Google’s internal code review practices, which they’ve written about publicly, address this directly. Their guidance emphasizes small, focused changes reviewed in under 24 hours. Not because large changes are inherently bad, but because the queue dynamics for large, slow-moving changes are dramatically worse. A 50-line change reviewed in two hours has almost no branch age problem and minimal rework risk. A 500-line change sitting in review for a week has compounding problems on every dimension.
The bystander effect in review queues
There’s also an organizational psychology problem that the queuing model doesn’t fully capture. When multiple people are assigned to review the same change, each person’s sense of urgency drops. This is the diffusion of responsibility effect, the same mechanism that makes bystanders less likely to help in emergencies when more witnesses are present. If three people are on a review, each one rationally assumes one of the others will get to it first, that their contribution might be redundant, that their time is better spent elsewhere for now. The result is that adding reviewers often increases wait time rather than decreasing it, the opposite of the intended effect.
This partially explains why the 10x figure per layer isn’t crazy. Each layer doesn’t just add its own wait time.
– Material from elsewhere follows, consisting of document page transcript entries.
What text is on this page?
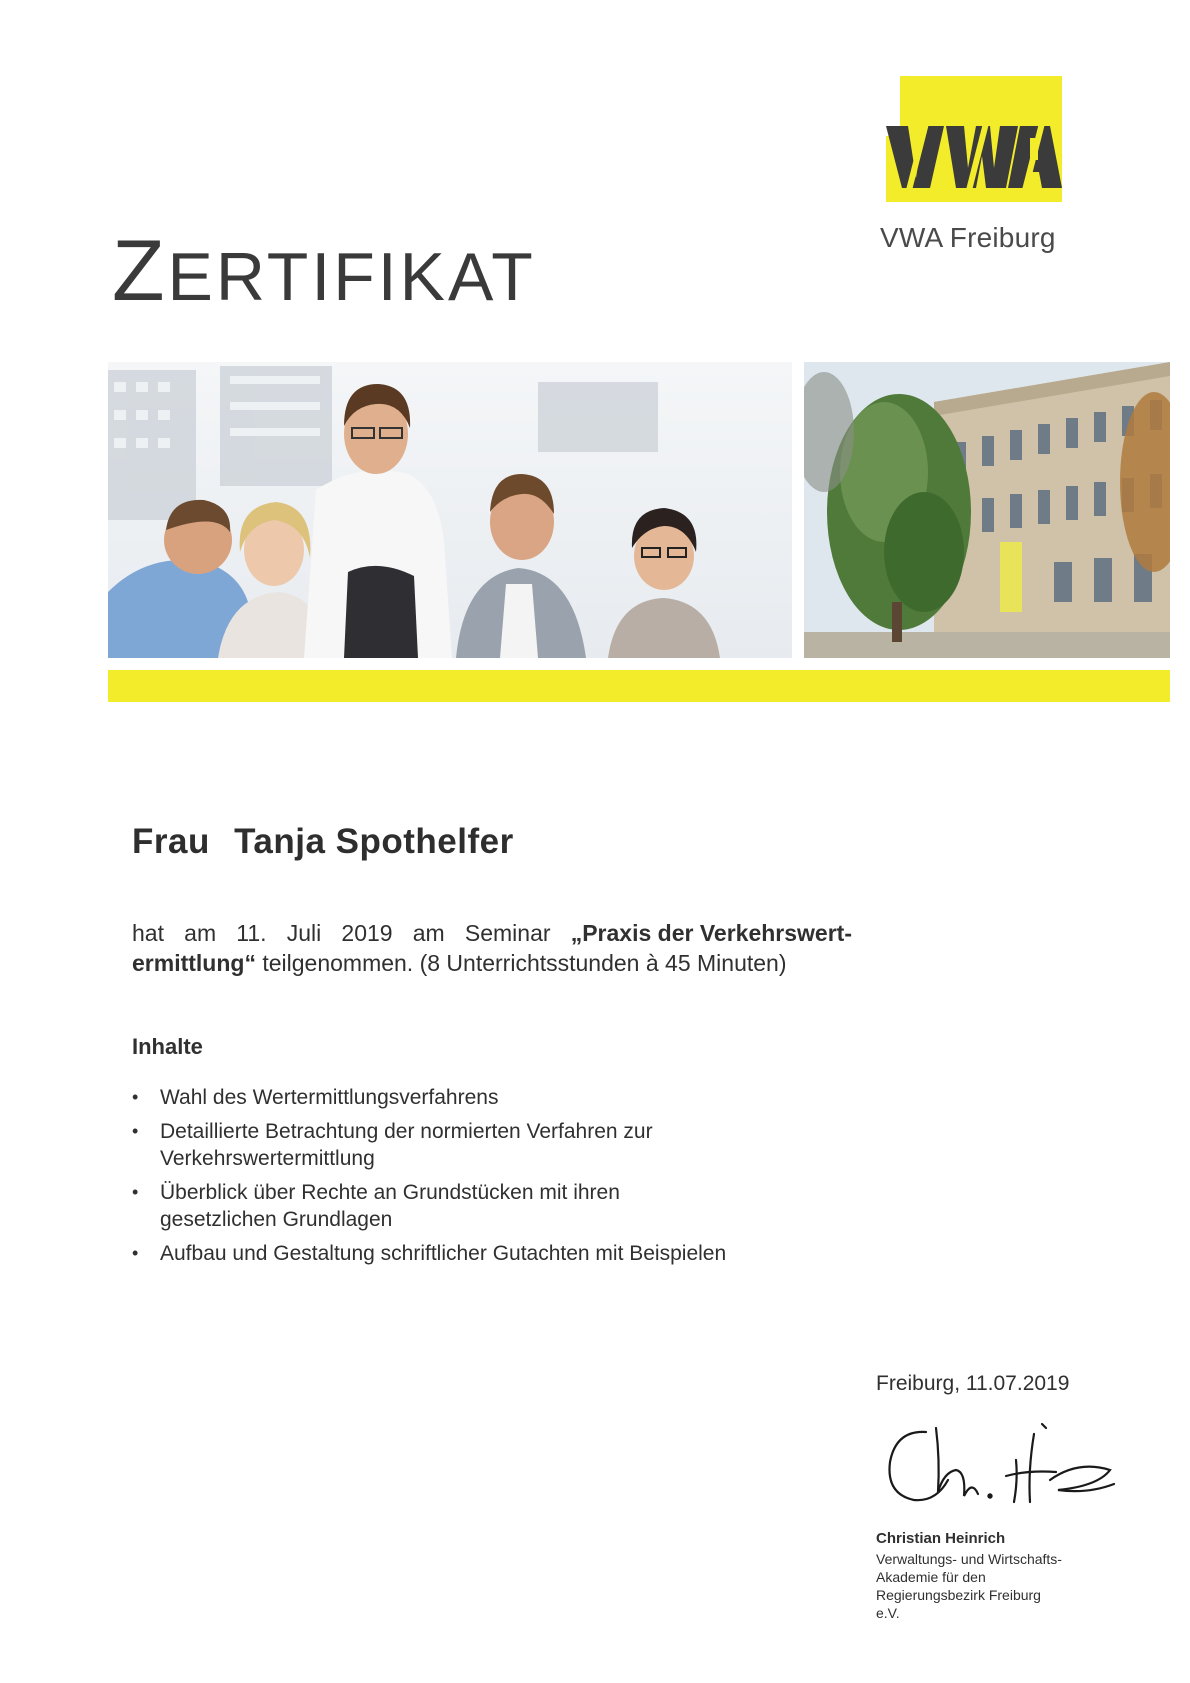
VWA Freiburg
ZERTIFIKAT
Frau Tanja Spothelfer
hat am 11. Juli 2019 am Seminar „Praxis der Verkehrswert-
ermittlung“ teilgenommen. (8 Unterrichtsstunden à 45 Minuten)
Inhalte
• Wahl des Wertermittlungsverfahrens
• Detaillierte Betrachtung der normierten Verfahren zur Verkehrswertermittlung
• Überblick über Rechte an Grundstücken mit ihren gesetzlichen Grundlagen
• Aufbau und Gestaltung schriftlicher Gutachten mit Beispielen
Freiburg, 11.07.2019
Christian Heinrich
Verwaltungs- und Wirtschafts-
Akademie für den
Regierungsbezirk Freiburg
e.V.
It adds wait time inflated by bystander dynamics, multiplied by rework probability, compounded by context drift, and stacked on top of all the previous layers’ contributions.
What actually reduces risk instead
The reason review layers proliferate isn’t malice. It’s that they genuinely do catch problems, and each individual decision to add a review stage is locally rational even if the global effect is harmful. Security review catches security bugs. Architecture review catches design problems. The error in reasoning is treating review as the only mechanism for quality, rather than one mechanism among several.
The alternative toolkit is well-understood at this point. Trunk-based development with feature flags decouples deployment from release, which reduces the perceived stakes of each change and makes it easier to revert quickly if something goes wrong. Automated test coverage narrows the surface area that humans need to review manually. Pair programming replaces asynchronous review with synchronous collaboration, eliminating queue wait time entirely at the cost of requiring both people’s time at once. The ship/show/ask model described by Rouan Wilsenach categorizes changes by their risk profile and routes them to the appropriate level of scrutiny, rather than applying the same heavyweight process to everything.
None of these eliminate human judgment from the process. They concentrate that judgment where it’s most valuable and minimize the time changes spend in queue.
Approval as organizational cover
The harder problem to solve is that many review layers exist not primarily to catch bugs but to distribute blame. If a change passes through five approvals before breaking production, responsibility is diffuse. If one person ships it directly, responsibility is clear. Multi-stage approval processes offer psychological safety to the organization at the cost of velocity.
This is worth naming directly because it means the solution isn’t purely technical. You can instrument everything, show the queue depth data, demonstrate the compounding latency with Little’s Law, and still not change the review process if the underlying incentive is blame distribution rather than quality. The engineering argument is easy to make. The organizational argument is harder.
Pennarun’s 10x figure will strike some people as provocative. The mechanisms behind it are not.